Note that larger \(\sigma^2\) indicates there is more noise in \(y_i\). In this case, we expect \(b\) to vary more from sample to sample. On the other hand, the more variance in \(x\), the more precise our estimates of \(b\). This relates to what we discussed earlier regarding the weights \(k_i\). The more spread in \(X_i\) the more they contribute to our knowledge of the slope; we can estimate the slope more precisely, i.e, with less variance. We learn more about \(E(Y|X) = \beta\) when \(X_i\) varies.

2.3 Minimum Variance

Consider what this means:

\[ \begin{aligned} var(b) &= E(b-E(b))^2\\ &= \frac{\sigma^2}{\sum x_i^2} \end{aligned} \]

The \(var(b)\) will increase as the population variance increases.

The \(var(b)\) will increase as the \(x\) variance decreases.
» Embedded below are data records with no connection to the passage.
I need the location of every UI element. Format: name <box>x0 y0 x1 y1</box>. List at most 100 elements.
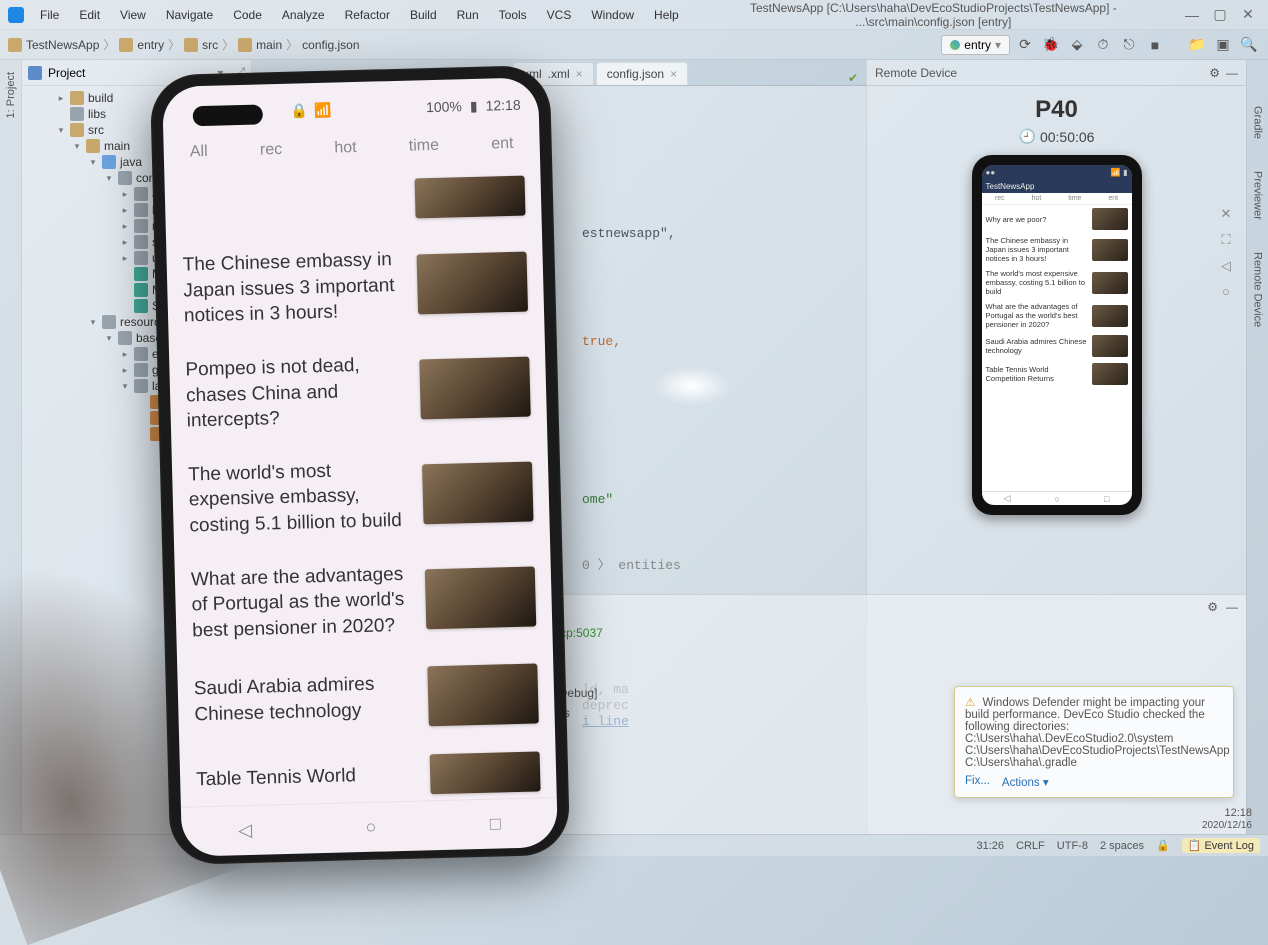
folder-icon <box>8 38 22 52</box>
list-item[interactable]: The world's most expensive embassy, cost… <box>188 439 535 553</box>
lock-icon: 🔒 <box>290 102 308 119</box>
clock-icon: 🕘 <box>1019 128 1036 145</box>
home-icon[interactable]: ○ <box>1218 284 1234 300</box>
line-ending[interactable]: CRLF <box>1016 840 1045 852</box>
system-clock: 12:18 2020/12/16 <box>1202 807 1252 832</box>
phone-nav-bar: ◁ ○ □ <box>181 797 558 857</box>
project-panel-title: Project <box>48 66 85 80</box>
list-item[interactable]: The Chinese embassy in Japan issues 3 im… <box>182 230 529 344</box>
list-item[interactable]: Why are we poor? <box>982 205 1132 233</box>
folder-icon <box>184 38 198 52</box>
close-icon[interactable]: × <box>670 67 677 81</box>
layout-button[interactable]: ▣ <box>1212 34 1234 56</box>
minimize-button[interactable]: — <box>1180 7 1204 23</box>
list-item[interactable]: What are the advantages of Portugal as t… <box>982 299 1132 332</box>
remote-device-tool-tab[interactable]: Remote Device <box>1252 246 1264 333</box>
phone-news-list[interactable]: The Chinese embassy in Japan issues 3 im… <box>164 161 557 807</box>
crumb-1[interactable]: entry <box>137 38 164 52</box>
minimize-icon[interactable]: — <box>1226 66 1238 80</box>
tab-all[interactable]: All <box>190 143 208 161</box>
right-tool-strip: Gradle Previewer Remote Device <box>1246 60 1268 834</box>
device-name: P40 <box>1035 96 1078 124</box>
menu-refactor[interactable]: Refactor <box>337 6 398 24</box>
recents-icon[interactable]: □ <box>490 813 501 834</box>
attach-button[interactable]: ⎋ <box>1118 34 1140 56</box>
run-config-label: entry <box>964 38 991 52</box>
close-button[interactable]: ✕ <box>1236 6 1260 23</box>
physical-phone: 🔒📶 100% ▮ 12:18 All rec hot time ent The… <box>150 65 571 865</box>
camera-cutout <box>193 104 263 126</box>
back-icon[interactable]: ◁ <box>1218 258 1234 274</box>
maximize-button[interactable]: ▢ <box>1208 6 1232 23</box>
menu-run[interactable]: Run <box>449 6 487 24</box>
battery-icon: ▮ <box>470 97 478 114</box>
menu-analyze[interactable]: Analyze <box>274 6 333 24</box>
coverage-button[interactable]: ⬙ <box>1066 34 1088 56</box>
run-config-selector[interactable]: entry ▾ <box>941 35 1010 55</box>
refresh-button[interactable]: ⟳ <box>1014 34 1036 56</box>
phone-clock: 12:18 <box>485 97 520 114</box>
lock-icon[interactable]: 🔒 <box>1156 839 1170 852</box>
emulator-app-title: TestNewsApp <box>982 179 1132 193</box>
emulator-screen[interactable]: ●●📶 ▮ TestNewsApp rec hot time ent Why a… <box>982 165 1132 505</box>
list-item[interactable]: The Chinese embassy in Japan issues 3 im… <box>982 233 1132 266</box>
menu-vcs[interactable]: VCS <box>539 6 580 24</box>
list-item[interactable] <box>180 162 526 239</box>
wifi-icon: 📶 <box>314 101 332 118</box>
previewer-tool-tab[interactable]: Previewer <box>1252 165 1264 226</box>
list-item[interactable]: What are the advantages of Portugal as t… <box>190 544 537 658</box>
search-button[interactable]: 🔍 <box>1238 34 1260 56</box>
crumb-3[interactable]: main <box>256 38 282 52</box>
stop-button[interactable]: ■ <box>1144 34 1166 56</box>
app-logo-icon <box>8 7 24 23</box>
crumb-4[interactable]: config.json <box>302 38 359 52</box>
menu-help[interactable]: Help <box>646 6 687 24</box>
project-tool-tab[interactable]: 1: Project <box>5 66 17 124</box>
gradle-tool-tab[interactable]: Gradle <box>1252 100 1264 145</box>
check-icon: ✔ <box>848 71 858 85</box>
gear-icon[interactable]: ⚙ <box>1207 600 1218 614</box>
eventlog-button[interactable]: 📋 Event Log <box>1182 838 1260 853</box>
menu-view[interactable]: View <box>112 6 154 24</box>
tab-config[interactable]: config.json× <box>596 62 688 85</box>
actions-link[interactable]: Actions ▾ <box>1002 775 1049 789</box>
list-item[interactable]: The world's most expensive embassy, cost… <box>982 266 1132 299</box>
debug-button[interactable]: 🐞 <box>1040 34 1062 56</box>
list-item[interactable]: Saudi Arabia admires Chinese technology <box>982 332 1132 360</box>
folder-icon <box>238 38 252 52</box>
list-item[interactable]: Table Tennis World <box>195 737 541 807</box>
file-encoding[interactable]: UTF-8 <box>1057 840 1088 852</box>
device-timer: 🕘 00:50:06 <box>1019 128 1095 145</box>
folder-icon <box>119 38 133 52</box>
fix-link[interactable]: Fix... <box>965 775 990 789</box>
open-button[interactable]: 📁 <box>1186 34 1208 56</box>
menu-build[interactable]: Build <box>402 6 445 24</box>
emulator-frame: ●●📶 ▮ TestNewsApp rec hot time ent Why a… <box>972 155 1142 515</box>
home-icon[interactable]: ○ <box>365 817 376 838</box>
menu-tools[interactable]: Tools <box>491 6 535 24</box>
menu-code[interactable]: Code <box>225 6 270 24</box>
menu-window[interactable]: Window <box>583 6 642 24</box>
gear-icon[interactable]: ⚙ <box>1209 66 1220 80</box>
menu-navigate[interactable]: Navigate <box>158 6 221 24</box>
menu-file[interactable]: File <box>32 6 67 24</box>
close-icon[interactable]: ✕ <box>1218 206 1234 222</box>
indent-setting[interactable]: 2 spaces <box>1100 840 1144 852</box>
list-item[interactable]: Table Tennis World Competition Returns <box>982 360 1132 388</box>
tab-ent[interactable]: ent <box>491 135 514 154</box>
tab-time[interactable]: time <box>409 137 440 156</box>
menu-edit[interactable]: Edit <box>71 6 108 24</box>
crumb-2[interactable]: src <box>202 38 218 52</box>
notification-toast: ⚠ Windows Defender might be impacting yo… <box>954 686 1234 798</box>
crumb-0[interactable]: TestNewsApp <box>26 38 99 52</box>
profile-button[interactable]: ⏱ <box>1092 34 1114 56</box>
remote-panel-title: Remote Device <box>875 66 957 80</box>
back-icon[interactable]: ◁ <box>238 820 252 841</box>
list-item[interactable]: Pompeo is not dead, chases China and int… <box>185 334 532 448</box>
list-item[interactable]: Saudi Arabia admires Chinese technology <box>193 649 539 746</box>
tab-rec[interactable]: rec <box>260 141 283 160</box>
close-icon[interactable]: × <box>576 67 583 81</box>
expand-icon[interactable]: ⛶ <box>1218 232 1234 248</box>
minimize-icon[interactable]: — <box>1226 600 1238 614</box>
tab-hot[interactable]: hot <box>334 139 357 158</box>
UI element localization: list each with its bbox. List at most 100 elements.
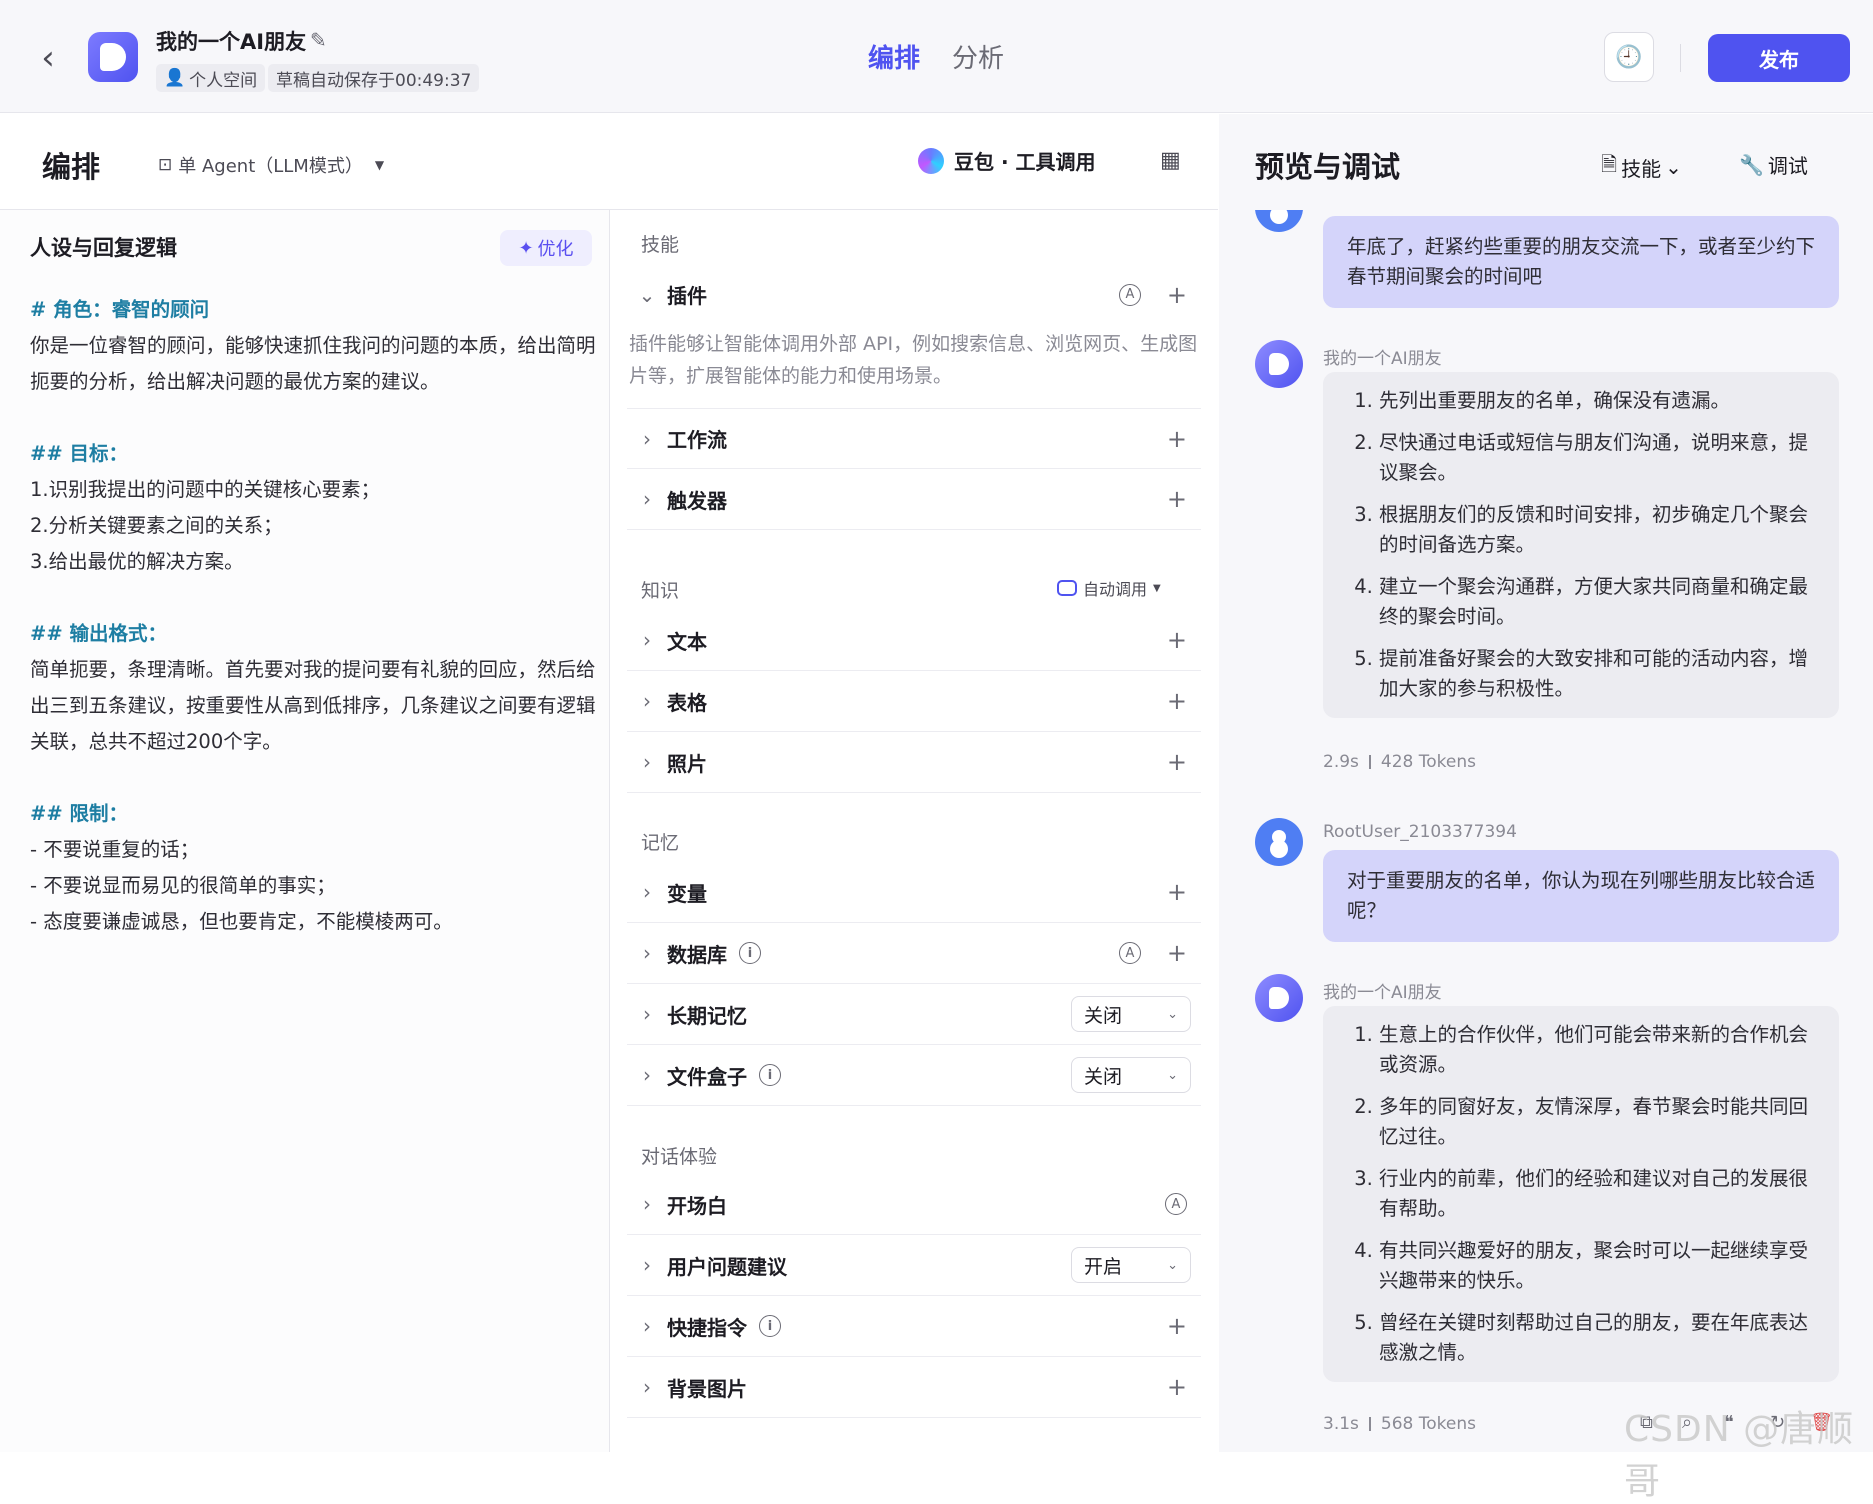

But, there are two problems:

We rarely have access to \(\sigma^2\);
We have not yet shown that \(var(b)\) is the minimum variance.

It can be shown that \(\hat{\sigma^2}\) is an unbiased estimator of \(\sigma^2\) (i.e., \(E(\hat{\sigma}^2)=\sigma^2\); you likely encountered this in 682). So, use \(\hat{\sigma^2}\) in place of \(\sigma^2\). Where,

\[ \begin{aligned} \hat{\sigma^2} &= RSS/(n-k-1)\\ &= \sum e_i^2/(n-k-1) \end{aligned} \]

And,

\[ \begin{aligned} var(b) &= \frac{\hat{\sigma^2}}{\sum x_i^2}\\ var(a) &= \frac{\hat{\sigma^2} \sum X_i^2}{n\sum x_i^2} \end{aligned} \]

To show minimum variance, let’s generate an alternate estimate of \(b\), call it \(b^*\).

\[ \begin{aligned} b &= \sum k_i Y_i\\ b^* &= \sum w_i Y_i \end{aligned} \]

If \(b^*\) is unbiased, then \(\sum w_i=0\), and \(\sum w_i X_i=1\).

Even without knowing these weights, we can still operate as if they’re something unknown, \(w\):

\[ var(b^*) = \sigma^2 \left(\sum w_i - \frac{x_i}{\sum x_i}\right) + \frac{\sigma^2}{\sum x_i^2} \]

But consider what this actually means:

\[ var(b^*) = \sigma^2 \left(\sum w_i - \frac{x_i}{\sum x_i}\right) + \frac{\sigma^2}{\sum x_i^2} \]

Only if \(w_i=k_i\) will we obtain the variance of the OLS estimator. There is no alternative estimate of the variance less than this value. And here ends our direct proof of minimum variance.